Experiencia de conducción
Conducir el Jazz es una experiencia de agilidad y eficiencia. Sus 77 caballos, entregados por un motor vivaz y voluntarioso, se sienten más que suficientes para moverse con soltura por el tráfico urbano. La caja de cambios manual de 5 velocidades es precisa y agradable, y aunque su aceleración no te pegará al asiento, la sensación es de un control total y un consumo ridículamente bajo que te saca una sonrisa en cada repostaje. Es un coche honesto, que cumple lo que promete con una suavidad encantadora.
Diseño y estética
El diseño del Jazz es la personificación de la filosofía 'hombre máximo, máquina mínimo'. Su silueta, a medio camino entre un utilitario y un monovolumen, esconde un interior sorprendentemente espacioso. Con solo 3.83 metros de largo, ofrece un maletero de 353 litros, una cifra propia de segmentos superiores. Cada centímetro está pensado para la vida real, creando una sensación de amplitud y versatilidad que enamora desde el primer momento.

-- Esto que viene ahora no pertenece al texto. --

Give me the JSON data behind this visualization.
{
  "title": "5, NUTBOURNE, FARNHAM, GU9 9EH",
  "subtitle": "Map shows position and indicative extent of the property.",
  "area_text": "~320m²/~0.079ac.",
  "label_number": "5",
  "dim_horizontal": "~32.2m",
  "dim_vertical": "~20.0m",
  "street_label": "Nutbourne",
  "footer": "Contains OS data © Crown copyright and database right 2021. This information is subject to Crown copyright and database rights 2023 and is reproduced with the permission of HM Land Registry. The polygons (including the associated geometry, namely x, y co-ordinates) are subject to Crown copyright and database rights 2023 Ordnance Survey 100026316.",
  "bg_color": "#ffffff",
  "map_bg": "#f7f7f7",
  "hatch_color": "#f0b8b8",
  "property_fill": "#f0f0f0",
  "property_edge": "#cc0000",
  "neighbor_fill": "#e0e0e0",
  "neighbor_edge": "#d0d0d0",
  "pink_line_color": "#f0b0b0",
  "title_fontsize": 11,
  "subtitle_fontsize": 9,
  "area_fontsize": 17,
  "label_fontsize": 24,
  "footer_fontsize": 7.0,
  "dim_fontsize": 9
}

Tecnología y características
La verdadera joya tecnológica de este Jazz reside en su motor i-DSI. Con dos bujías por cilindro y una construcción íntegra en aluminio, Honda demostró su maestría en ingeniería buscando la máxima eficiencia y suavidad. Aunque el resto del equipamiento pueda parecer sencillo hoy en día, esta mecánica avanzada era un testimonio de la innovación de la marca, enfocada en ofrecer un rendimiento brillante con una fiabilidad a prueba de bombas.
Competencia
En su época, el Honda Jazz se enfrentó a gigantes como el Renault Clio, el Peugeot 206 o el Ford Fiesta. Sin embargo, ninguno de sus competidores podía igualar su increíble modularidad interior y su sensación de espacio. Mientras otros apostaban por el diseño o la deportividad, el Jazz jugaba en su propia liga: la de la inteligencia práctica, convirtiéndose en la opción para quienes valoraban el ingenio por encima de todo.
Conclusión
El Honda Jazz de 2002 no es simplemente un coche, es una solución de movilidad brillante. Es la prueba de que se puede tener un vehículo compacto por fuera y gigante por dentro. Su fiabilidad legendaria, su consumo mínimo y su increíble versatilidad lo convierten en una compra maestra, un coche que no solo te lleva a tu destino, sino que te hace la vida más fácil y te conquista con su lógica aplastante y su corazón japonés.